Esta vez el círculo fue el que se agrandó. Y comenzó el espectáculo: Un muchacho flaco y nervioso, bañándose desnudo. Restregándose el cuerpo, mientras la cámara no lo perdía de vista.
—Apaga eso —ordenó Morgado—. Ya sabemos a qué clase de conspiración nos enfrentamos.
—Pedófilos.
—Llama a Interpol y que localicen el servidor donde guardan toda esa mierda.
—Eso va a tardar. Su burocracia y la nuestra compiten en “tortuguismo”.
Morgado volvió a revisar el escritorio.
—¿Viste alguna libreta de direcciones?
—No. Ninguna. Pero la computadora tiene un directorio de contactos.
—Ponlo a la vista. Quiero ver quiénes eran sus contactos.
—Aquí están. La mayoría son parroquias y centros de rehabilitación.
—Son una red de sacerdotes con acceso a jóvenes descarriados. Esto es algo grande, internacional.
—¿Cómo sabías que esto era lo que ocultaba el padre Ochoa?

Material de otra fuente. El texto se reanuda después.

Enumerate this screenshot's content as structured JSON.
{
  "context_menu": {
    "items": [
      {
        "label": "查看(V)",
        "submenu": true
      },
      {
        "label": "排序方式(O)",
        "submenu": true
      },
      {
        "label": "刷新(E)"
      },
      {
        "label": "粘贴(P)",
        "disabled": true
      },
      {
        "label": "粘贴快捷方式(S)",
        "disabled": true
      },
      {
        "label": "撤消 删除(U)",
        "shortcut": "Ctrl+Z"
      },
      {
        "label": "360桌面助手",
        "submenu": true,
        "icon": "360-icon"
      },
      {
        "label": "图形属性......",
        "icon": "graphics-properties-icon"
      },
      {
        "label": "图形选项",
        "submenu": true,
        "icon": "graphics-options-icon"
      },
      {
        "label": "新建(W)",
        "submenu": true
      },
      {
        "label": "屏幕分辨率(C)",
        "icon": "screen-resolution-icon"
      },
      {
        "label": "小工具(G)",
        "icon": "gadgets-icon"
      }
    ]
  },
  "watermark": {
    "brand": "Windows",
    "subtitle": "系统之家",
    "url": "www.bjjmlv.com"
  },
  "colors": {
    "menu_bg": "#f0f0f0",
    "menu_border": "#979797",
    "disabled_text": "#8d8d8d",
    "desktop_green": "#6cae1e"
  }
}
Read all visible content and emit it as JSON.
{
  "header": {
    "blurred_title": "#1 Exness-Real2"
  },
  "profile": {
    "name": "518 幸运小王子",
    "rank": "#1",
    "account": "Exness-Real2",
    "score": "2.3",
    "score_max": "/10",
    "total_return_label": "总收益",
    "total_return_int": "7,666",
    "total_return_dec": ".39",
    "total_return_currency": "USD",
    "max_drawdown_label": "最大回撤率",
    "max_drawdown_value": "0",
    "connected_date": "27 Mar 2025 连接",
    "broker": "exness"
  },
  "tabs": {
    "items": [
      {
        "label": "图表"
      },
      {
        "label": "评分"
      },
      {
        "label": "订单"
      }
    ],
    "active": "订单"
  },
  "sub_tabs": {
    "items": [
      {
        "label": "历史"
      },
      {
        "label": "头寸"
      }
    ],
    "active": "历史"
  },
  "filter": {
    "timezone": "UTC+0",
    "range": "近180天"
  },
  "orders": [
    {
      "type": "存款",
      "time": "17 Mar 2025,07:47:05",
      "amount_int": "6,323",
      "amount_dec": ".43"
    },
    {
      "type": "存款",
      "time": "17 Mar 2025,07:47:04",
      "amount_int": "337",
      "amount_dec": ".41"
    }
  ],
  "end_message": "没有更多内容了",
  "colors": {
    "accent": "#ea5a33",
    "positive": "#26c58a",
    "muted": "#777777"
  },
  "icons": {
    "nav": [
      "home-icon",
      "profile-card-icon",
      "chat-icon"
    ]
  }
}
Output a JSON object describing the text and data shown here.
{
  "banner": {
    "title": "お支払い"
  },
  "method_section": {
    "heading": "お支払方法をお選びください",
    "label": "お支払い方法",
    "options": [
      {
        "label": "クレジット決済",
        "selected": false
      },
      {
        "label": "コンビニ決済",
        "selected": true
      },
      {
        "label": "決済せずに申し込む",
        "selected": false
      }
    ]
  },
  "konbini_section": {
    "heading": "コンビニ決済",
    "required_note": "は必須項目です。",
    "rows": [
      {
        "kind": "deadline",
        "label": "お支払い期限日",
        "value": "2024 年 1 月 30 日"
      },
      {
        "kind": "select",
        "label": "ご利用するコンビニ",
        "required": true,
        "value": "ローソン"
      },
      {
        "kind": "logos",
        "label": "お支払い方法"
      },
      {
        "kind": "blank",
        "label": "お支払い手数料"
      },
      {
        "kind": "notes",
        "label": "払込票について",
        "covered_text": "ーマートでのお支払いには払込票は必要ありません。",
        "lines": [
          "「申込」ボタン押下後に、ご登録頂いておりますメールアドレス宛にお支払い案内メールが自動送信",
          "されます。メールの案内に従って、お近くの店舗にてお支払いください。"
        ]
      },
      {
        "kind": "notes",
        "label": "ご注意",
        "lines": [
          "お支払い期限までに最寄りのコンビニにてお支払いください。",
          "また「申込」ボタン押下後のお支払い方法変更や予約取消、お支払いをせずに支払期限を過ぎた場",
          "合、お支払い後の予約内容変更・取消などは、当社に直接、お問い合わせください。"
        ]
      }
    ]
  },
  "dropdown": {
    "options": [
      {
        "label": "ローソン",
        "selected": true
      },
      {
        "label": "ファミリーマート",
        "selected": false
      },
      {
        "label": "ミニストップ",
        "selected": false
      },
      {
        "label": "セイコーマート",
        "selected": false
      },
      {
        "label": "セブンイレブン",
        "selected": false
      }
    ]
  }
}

Miguel Ángel señaló la computadora.
—Por las fechas de los correos. Si tú eres una experta en escándalos locales, yo lo soy en una serie de denuncias hechas por organizaciones civiles de los Estados Unidos y México. Denuncias contra las diócesis de varias ciudades californianas, donde los obispos y arzobispos protegieron a sacerdotes pedófilos, ayudándolos a escapar de la justicia. Si eran acusados en el país vecino, la iglesia católica los reubicaba en ciudades fronterizas, amparados con otros nombres. ¿Te das cuenta de lo que hacían? En vez de entregarlos a las autoridades correspondientes, los enviaban a una nueva comunidad que ignoraba que sus líderes morales eran lobos disfrazados de pastores. Y la Iglesia, por más que era su deber, no advertía a las familias devotas de estos criminales, y los papás mandaban a sus niños y niñas al catecismo o a ser monaguillos; es decir, directamente a las manos de estos depredadores. El año pasado ayudé a que capturaran a un sacerdote pedófilo con más de veinte denuncias. ¿Y sabes quién lo ocultaba en una parroquia como esta?
—Las autoridades eclesiásticas.
—Entre sacerdotes no se leen los mandamientos ni se castigan las faltas.
—Es como si se consideraran una casta divina, privilegiada.
—Y sobre todo intocada.
—Pero, licenciado, ¿qué tiene que ver todo esto con los nueve muchachos muertos?
—No lo sé.
—Hay que hablar con Esteban Duarte, el repostero de la Granja para Menores. Él sabe cómo se planeó la escapatoria.
—Y su relación con el padre Ochoa.
En ese instante escucharon golpes en la puerta de entrada. —¡Somos la Cruz Roja!
—¿Y la gente tuya? —preguntó el abogado.
—Ya están por llegar. Ellos se harán cargo del suicidio del buen padre.
—¿Buen padre?
Miriam lo miró a la cara.
—Por ahora. ¿O quieres alertar a los cómplices?
—No. Pero...
La agente metió la computadora del sacerdote a su bolsa. —Entonces nos llevamos las pruebas y luego veremos.
Y sin esperar confirmación les abrió la puerta a los enfermeros de la Cruz Roja.